Comment le venin de serpent peut sauver des vies
Les morsures des serpents peuvent être fatales, mais ces reptiles ont aussi le pouvoir de sauver des vies. Leur venin possède en effet des vertus thérapeutiques. Reportage.
Impitoyable, puissants, dangereux... Les serpents traînent depuis des millénaires leur mauvaise réputation. Il faut dire que certains possèdent une arme redoutable : le venin.
Venin neurotoxique ou hémotoxique
Chez les élapidés (les cobras ou les mambas par exemple), les venins sont dits neurotoxiques. Ils paralysent les muscles, entraînant une détresse respiratoire.
Dans la famille des vipéridés, (comme les crotales, ou les vipères), c’est différent. Les venins sont dits hémotoxiques. Ils entraînent des hémorragies, des thromboses, altèrent la pression artérielle.
C’est le cas de la vipère brésilienne Bothrops jararaca. Son venin est l’un des plus meurtriers mais il y a 60 ans, des scientifiques ont découvert qu’il pouvait aussi sauver des vies.
Un venin contre l'hypertension
"Des chercheurs ont montré que très souvent, juste après la morsure par un serpent, les personnes envenimées avaient une chute de tension très importante" raconte Denis Servent, directeur de recherche au CEA Paris-Saclay. "À partir de là, ils ont évidemment suspecté la présence dans le venin du serpent, d'une molécule hypotensive, qu'ils ont isolée au cours du temps. 15 ans après, une molécule a vu le jour : le Captopril, qui est un blockbuster de l'industrie pharmaceutique dans le traitement de l'hypertension artérielle", explique-t-il.
Utilisés en infime quantité, certains venins, ont en effet des vertus thérapeutiques.
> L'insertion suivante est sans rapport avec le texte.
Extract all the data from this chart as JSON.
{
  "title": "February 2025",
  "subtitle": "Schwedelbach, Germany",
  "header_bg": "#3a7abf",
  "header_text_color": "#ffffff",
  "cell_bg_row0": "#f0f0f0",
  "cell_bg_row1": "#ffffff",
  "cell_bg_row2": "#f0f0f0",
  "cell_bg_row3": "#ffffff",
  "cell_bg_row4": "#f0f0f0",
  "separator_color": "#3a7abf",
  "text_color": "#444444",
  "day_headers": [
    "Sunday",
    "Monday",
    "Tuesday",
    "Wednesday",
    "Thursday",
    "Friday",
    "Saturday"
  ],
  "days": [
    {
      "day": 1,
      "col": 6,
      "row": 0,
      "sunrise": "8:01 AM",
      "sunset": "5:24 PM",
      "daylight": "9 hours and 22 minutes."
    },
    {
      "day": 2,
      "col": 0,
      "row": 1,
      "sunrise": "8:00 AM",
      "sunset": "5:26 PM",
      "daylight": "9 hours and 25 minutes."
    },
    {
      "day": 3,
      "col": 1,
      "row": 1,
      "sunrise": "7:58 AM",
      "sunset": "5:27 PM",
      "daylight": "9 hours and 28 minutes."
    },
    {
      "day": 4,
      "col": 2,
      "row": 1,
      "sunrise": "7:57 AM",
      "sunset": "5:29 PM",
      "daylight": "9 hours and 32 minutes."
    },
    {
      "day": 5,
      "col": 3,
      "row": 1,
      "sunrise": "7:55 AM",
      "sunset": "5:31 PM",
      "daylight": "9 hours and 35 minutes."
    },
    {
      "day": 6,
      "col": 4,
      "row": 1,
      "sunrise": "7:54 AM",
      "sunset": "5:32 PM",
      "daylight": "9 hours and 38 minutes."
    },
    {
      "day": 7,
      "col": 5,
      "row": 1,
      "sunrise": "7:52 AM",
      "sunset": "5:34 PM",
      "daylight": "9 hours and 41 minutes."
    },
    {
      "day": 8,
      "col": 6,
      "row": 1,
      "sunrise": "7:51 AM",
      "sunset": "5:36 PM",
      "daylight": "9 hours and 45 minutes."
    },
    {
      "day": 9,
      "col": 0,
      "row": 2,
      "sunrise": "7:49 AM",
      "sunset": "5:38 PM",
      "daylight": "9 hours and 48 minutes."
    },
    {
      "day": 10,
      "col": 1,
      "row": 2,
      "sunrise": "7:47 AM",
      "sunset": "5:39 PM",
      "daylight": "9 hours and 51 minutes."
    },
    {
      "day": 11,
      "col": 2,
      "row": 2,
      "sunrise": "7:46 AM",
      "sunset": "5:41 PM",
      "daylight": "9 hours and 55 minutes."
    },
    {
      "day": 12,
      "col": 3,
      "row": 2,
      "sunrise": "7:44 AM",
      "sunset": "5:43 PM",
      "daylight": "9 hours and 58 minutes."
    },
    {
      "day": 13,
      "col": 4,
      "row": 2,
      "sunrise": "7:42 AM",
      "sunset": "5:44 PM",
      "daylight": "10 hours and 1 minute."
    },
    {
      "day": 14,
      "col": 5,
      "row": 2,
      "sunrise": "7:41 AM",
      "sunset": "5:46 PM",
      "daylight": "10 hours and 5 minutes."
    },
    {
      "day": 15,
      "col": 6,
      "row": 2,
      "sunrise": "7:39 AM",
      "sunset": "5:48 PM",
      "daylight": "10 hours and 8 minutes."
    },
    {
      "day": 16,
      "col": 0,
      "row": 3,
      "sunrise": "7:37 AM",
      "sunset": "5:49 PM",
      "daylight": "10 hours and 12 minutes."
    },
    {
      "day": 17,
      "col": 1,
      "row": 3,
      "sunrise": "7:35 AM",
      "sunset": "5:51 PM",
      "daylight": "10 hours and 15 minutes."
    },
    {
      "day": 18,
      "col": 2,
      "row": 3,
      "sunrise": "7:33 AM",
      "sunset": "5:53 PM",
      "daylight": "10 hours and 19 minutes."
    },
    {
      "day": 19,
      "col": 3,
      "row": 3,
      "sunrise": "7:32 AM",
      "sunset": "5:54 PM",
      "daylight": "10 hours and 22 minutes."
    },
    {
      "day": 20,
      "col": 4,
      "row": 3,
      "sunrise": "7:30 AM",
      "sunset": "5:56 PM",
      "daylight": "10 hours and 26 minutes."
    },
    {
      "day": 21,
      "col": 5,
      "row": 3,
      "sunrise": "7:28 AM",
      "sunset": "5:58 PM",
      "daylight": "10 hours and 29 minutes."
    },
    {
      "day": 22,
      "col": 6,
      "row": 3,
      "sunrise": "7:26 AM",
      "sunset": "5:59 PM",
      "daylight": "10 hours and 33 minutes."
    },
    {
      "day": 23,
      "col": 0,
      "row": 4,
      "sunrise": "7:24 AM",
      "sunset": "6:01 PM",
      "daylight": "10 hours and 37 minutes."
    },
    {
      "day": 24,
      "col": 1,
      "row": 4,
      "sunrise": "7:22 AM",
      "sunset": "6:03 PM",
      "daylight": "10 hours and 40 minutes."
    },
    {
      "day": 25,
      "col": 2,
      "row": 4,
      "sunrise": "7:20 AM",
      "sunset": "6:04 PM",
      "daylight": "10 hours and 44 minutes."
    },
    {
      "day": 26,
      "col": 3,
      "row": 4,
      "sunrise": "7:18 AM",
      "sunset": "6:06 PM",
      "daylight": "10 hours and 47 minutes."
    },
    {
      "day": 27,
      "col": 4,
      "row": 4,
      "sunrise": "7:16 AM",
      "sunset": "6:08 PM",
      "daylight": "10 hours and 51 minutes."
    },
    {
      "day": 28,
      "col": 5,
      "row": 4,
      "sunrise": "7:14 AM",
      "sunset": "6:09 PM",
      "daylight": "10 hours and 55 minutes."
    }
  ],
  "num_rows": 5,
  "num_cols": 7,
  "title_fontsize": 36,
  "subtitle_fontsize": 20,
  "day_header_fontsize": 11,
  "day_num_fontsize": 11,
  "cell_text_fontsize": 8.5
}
Pour se procurer cette substance, il est inutile d’aller chasser en forêt amazonienne.
Rémi Ksas est éleveur de serpent. C’est le seul producteur de venin en France.
Le procédé d’extraction est appelé "milking".
Comment récolter le venin de serpent ?
"Le venin est situé dans la glande à venin qui est dans le renflement en arrière de l'œil et de la tête. Le canal amène le venin à la base du crochet" décrit l'éleveur. "Le venin va ensuite rentrer dans le crochet et ressortir tout à la pointe où se trouve une fente comme une aiguille de seringue. On va procéder au prélèvement en perforant le parafilm avec les deux crochets, puis le venin commence à couler et avec l'autre main, on masse les glandes en les pressant gentiment pour extraire le reste du venin", explique Rémi Ksas.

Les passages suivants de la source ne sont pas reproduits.